2026-06-03 · 12 min read · Analytics GA4 Attribution

GA4 doesn't have an "AI shopping" channel. ChatGPT, Perplexity, and Google AI Mode all pass referrer strings that fall into the generic "Referral" bucket alongside your coupon partners and review sites. Here's how to break them out, measure revenue separately, and know whether fixing your structured data is actually moving the number.

On this page

  1. The attribution gap: why standard analytics misses AI traffic
  2. AI agent referrer signatures (complete reference table)
  3. Crawler traffic vs. customer referrals — the crucial distinction
  4. GA4 custom channel group for AI shopping agents
  5. Shopify Analytics limitations for AI traffic
  6. Server log analysis: parsing AI referral patterns
  7. Building your AI agent revenue dashboard (5 KPIs)
  8. Closing the loop: connecting attribution data back to structured data fixes
  9. Verification checklist

The attribution gap: why standard analytics misses AI traffic

When a shopper asks ChatGPT "find me a running shoe under $120 with wide sizing" and clicks through to your Shopify store, ChatGPT passes a referrer string — just like any other website link. But the string it passes (chatgpt.com) lands in your GA4 Referral channel alongside links from blog posts, affiliate sites, and coupon aggregators. There's no automatic separation.

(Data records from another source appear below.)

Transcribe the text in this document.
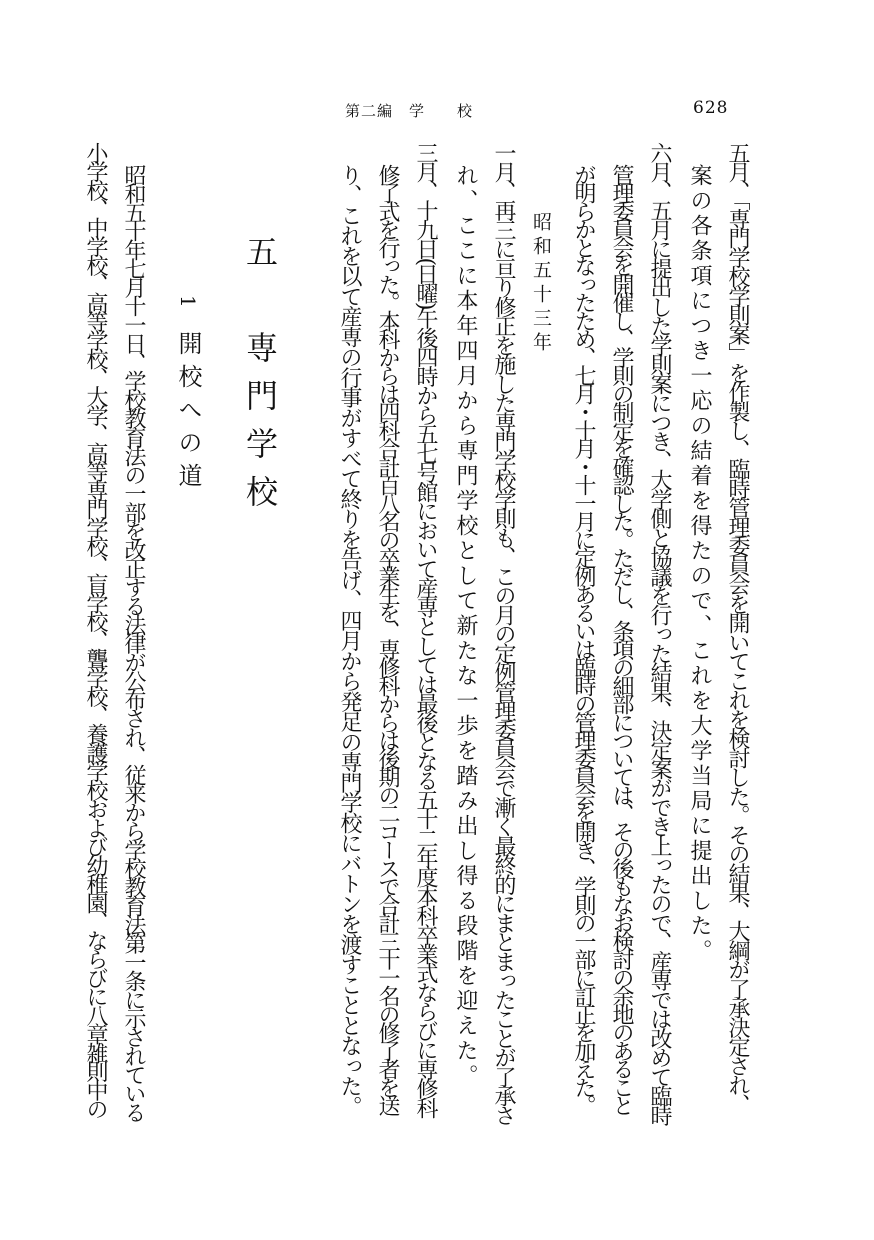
第二編　学　　校	628
五月、「専門学校学則案」を作製し、臨時管理委員会を開いてこれを検討した。その結果、大綱が了承決定され、
案の各条項につき一応の結着を得たので、これを大学当局に提出した。
六月、五月に提出した学則案につき、大学側と協議を行った結果、決定案ができ上ったので、産専では改めて臨時
管理委員会を開催し、学則の制定を確認した。ただし、条項の細部については、その後もなお検討の余地のあること
が明らかとなったため、七月・十月・十一月に定例あるいは臨時の管理委員会を開き、学則の一部に訂正を加えた。
昭和五十三年
一月、再三に亘り修正を施した専門学校学則も、この月の定例管理委員会で漸く最終的にまとまったことが了承さ
れ、ここに本年四月から専門学校として新たな一歩を踏み出し得る段階を迎えた。
三月、十九日(日曜)午後四時から五七号館において産専としては最後となる五十二年度本科卒業式ならびに専修科
修了式を行った。本科からは四科合計百八名の卒業生を、専修科からは後期の二コースで合計三十一名の修了者を送
り、これを以て産専の行事がすべて終りを告げ、四月から発足の専門学校にバトンを渡すこととなった。
五　専門学校
1開校への道
昭和五十年七月十一日、学校教育法の一部を改正する法律が公布され、従来から学校教育法第一条に示されている
小学校、中学校、高等学校、大学、高等専門学校、盲学校、聾学校、養護学校および幼稚園、ならびに八章雑則中の
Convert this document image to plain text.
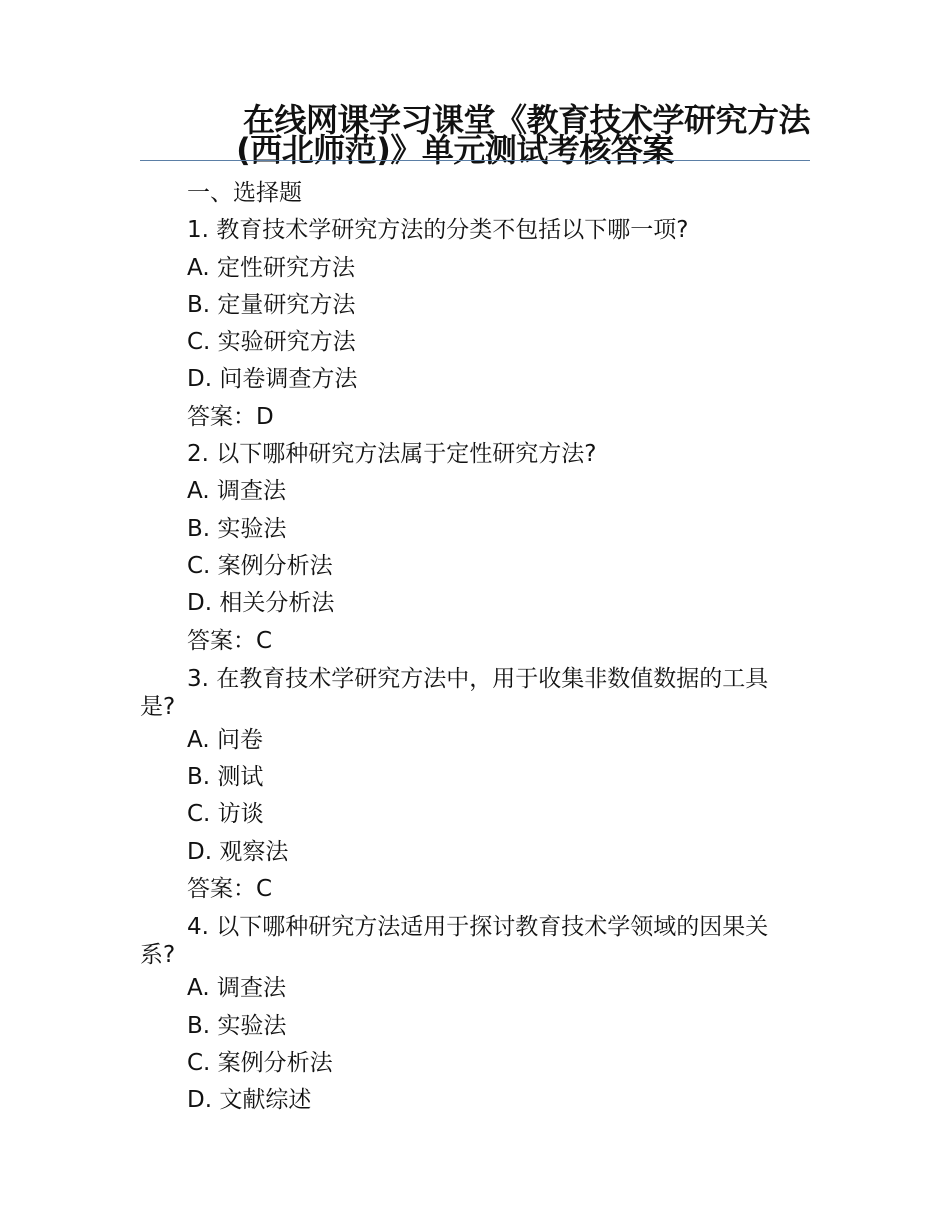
在线网课学习课堂《教育技术学研究方法
(西北师范)》单元测试考核答案
一、选择题
1. 教育技术学研究方法的分类不包括以下哪一项?
A. 定性研究方法
B. 定量研究方法
C. 实验研究方法
D. 问卷调查方法
答案：D
2. 以下哪种研究方法属于定性研究方法?
A. 调查法
B. 实验法
C. 案例分析法
D. 相关分析法
答案：C
3. 在教育技术学研究方法中，用于收集非数值数据的工具
是?
A. 问卷
B. 测试
C. 访谈
D. 观察法
答案：C
4. 以下哪种研究方法适用于探讨教育技术学领域的因果关
系?
A. 调查法
B. 实验法
C. 案例分析法
D. 文献综述
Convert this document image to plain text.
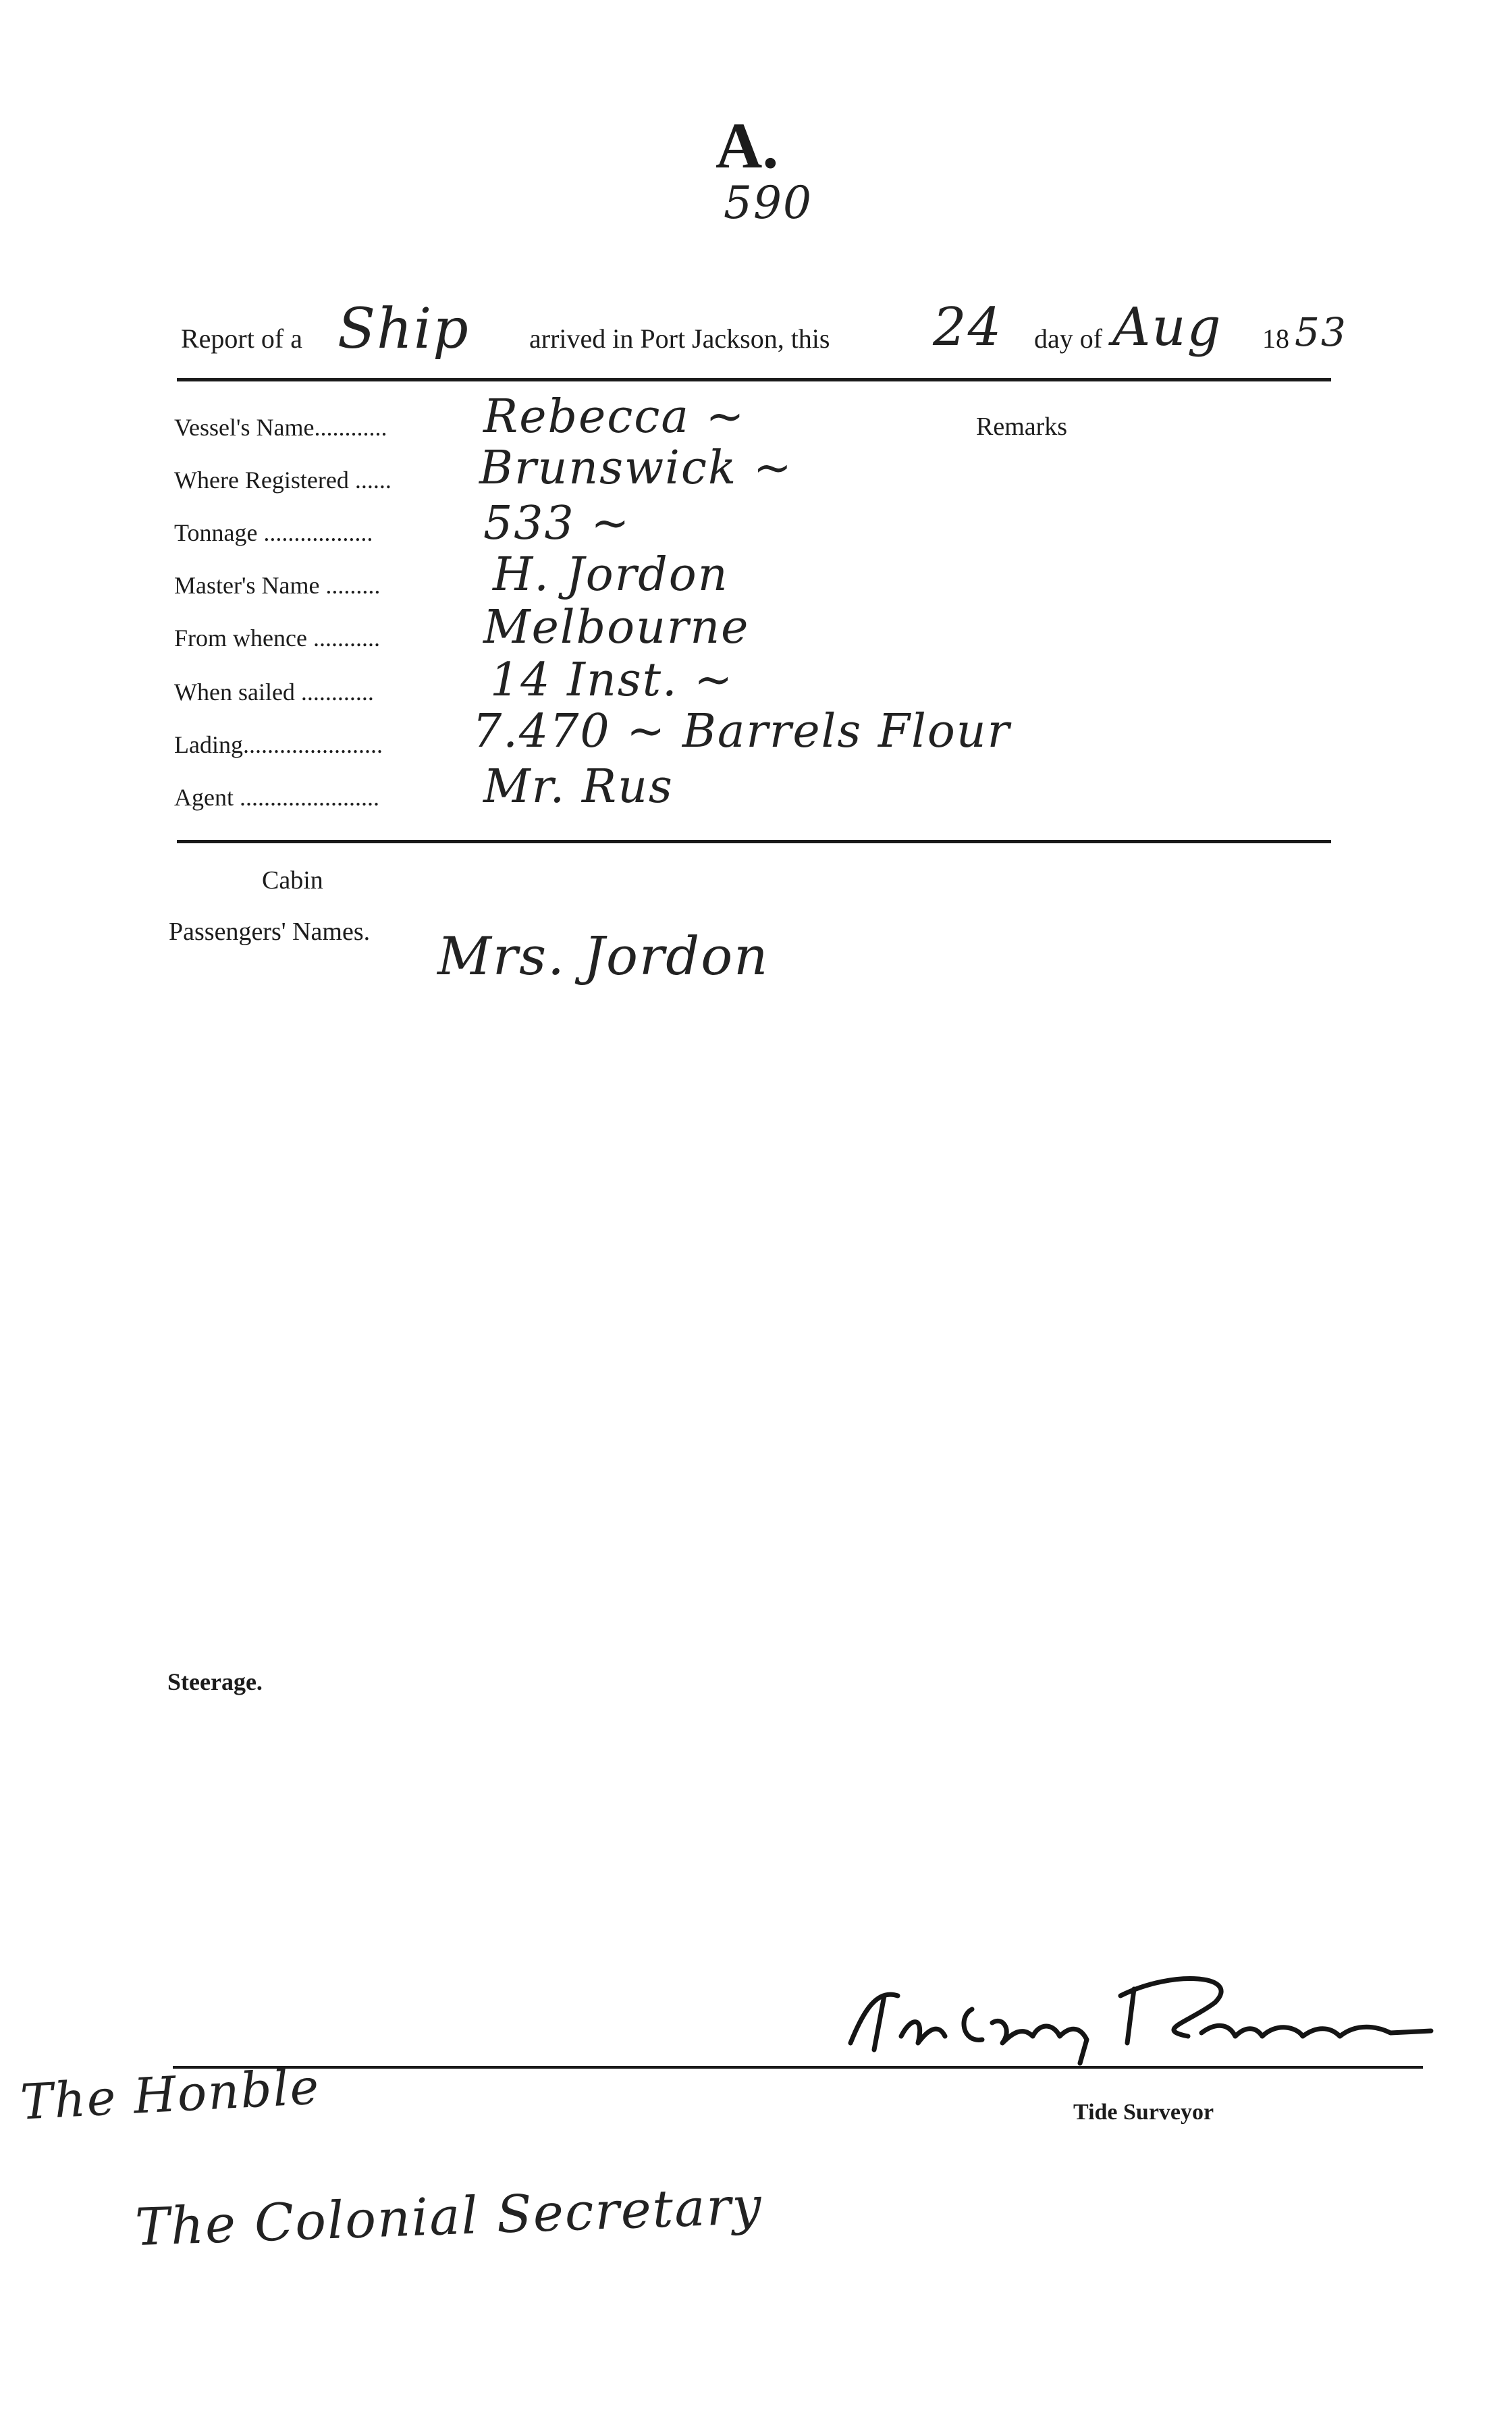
A.
590
Report of a Ship arrived in Port Jackson, this 24 day of Aug 18 53
Vessel's Name............ Rebecca ~
Where Registered ...... Brunswick ~
Tonnage .................. 533 ~
Master's Name ......... H. Jordon
From whence ........... Melbourne
When sailed ............	14 Inst. ~
Lading....................... 7.470 ~ Barrels Flour
Agent ....................... Mr. Rus
Remarks
Cabin
Passengers' Names. Mrs. Jordon
Steerage.
Tide Surveyor
The Honble
The Colonial Secretary
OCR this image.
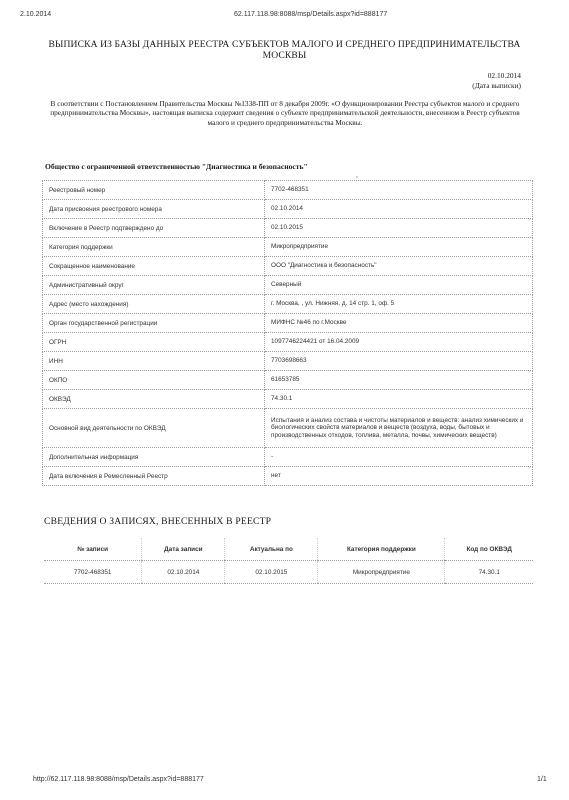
2.10.2014	62.117.118.98:8088/msp/Details.aspx?id=888177
ВЫПИСКА ИЗ БАЗЫ ДАННЫХ РЕЕСТРА СУБЪЕКТОВ МАЛОГО И СРЕДНЕГО ПРЕДПРИНИМАТЕЛЬСТВА МОСКВЫ
02.10.2014
(Дата выписки)
В соответствии с Постановлением Правительства Москвы №1338-ПП от 8 декабря 2009г. «О функционировании Реестра субъектов малого и среднего предпринимательства Москвы», настоящая выписка содержит сведения о субъекте предпринимательской деятельности, внесенном в Реестр субъектов малого и среднего предпринимательства Москвы.
Общество с ограниченной ответственностью "Диагностика и безопасность"
Реестровый номер	7702-468351
Дата присвоения реестрового номера	02.10.2014
Включение в Реестр подтверждено до	02.10.2015
Категория поддержки	Микропредприятие
Сокращенное наименование	ООО "Диагностика и безопасность"
Административный округ	Северный
Адрес (место нахождения)	г. Москва, , ул. Нижняя, д. 14 стр. 1, оф. 5
Орган государственной регистрации	МИФНС №46 по г.Москве
ОГРН	1097746224421 от 16.04.2009
ИНН	7703698663
ОКПО	61653785
ОКВЭД	74.30.1
Основной вид деятельности по ОКВЭД	Испытания и анализ состава и чистоты материалов и веществ: анализ химических и биологических свойств материалов и веществ (воздуха, воды, бытовых и производственных отходов, топлива, металла, почвы, химических веществ)
Дополнительная информация	-
Дата включения в Ремесленный Реестр	нет
СВЕДЕНИЯ О ЗАПИСЯХ, ВНЕСЕННЫХ В РЕЕСТР
№ записи	Дата записи	Актуальна по	Категория поддержки	Код по ОКВЭД
7702-468351	02.10.2014	02.10.2015	Микропредприятие	74.30.1
http://62.117.118.98:8088/msp/Details.aspx?id=888177	1/1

The problem compounds across three dimensions:

+693%
YoY growth in AI-referred retail traffic in the 2025 holiday season (Adobe)
+31%
better conversion rate for AI-referred traffic vs. non-AI (Adobe)
0
out-of-the-box GA4 channels that separate AI shopping referrals from other referrals
Why this matters right now: If your store has AI traffic you can't measure, you also can't tell whether fixing your structured data moved the number. Attribution is the feedback loop that turns catalog hygiene work into a defensible ROI. Without it, every JSON-LD fix is a guess.

AI agent referrer signatures (complete reference table)

Each AI shopping agent sends a different combination of referrer URL, user-agent string (for crawlers), and UTM parameters. This table is the raw material for your GA4 channel group definition and your server-log grep commands.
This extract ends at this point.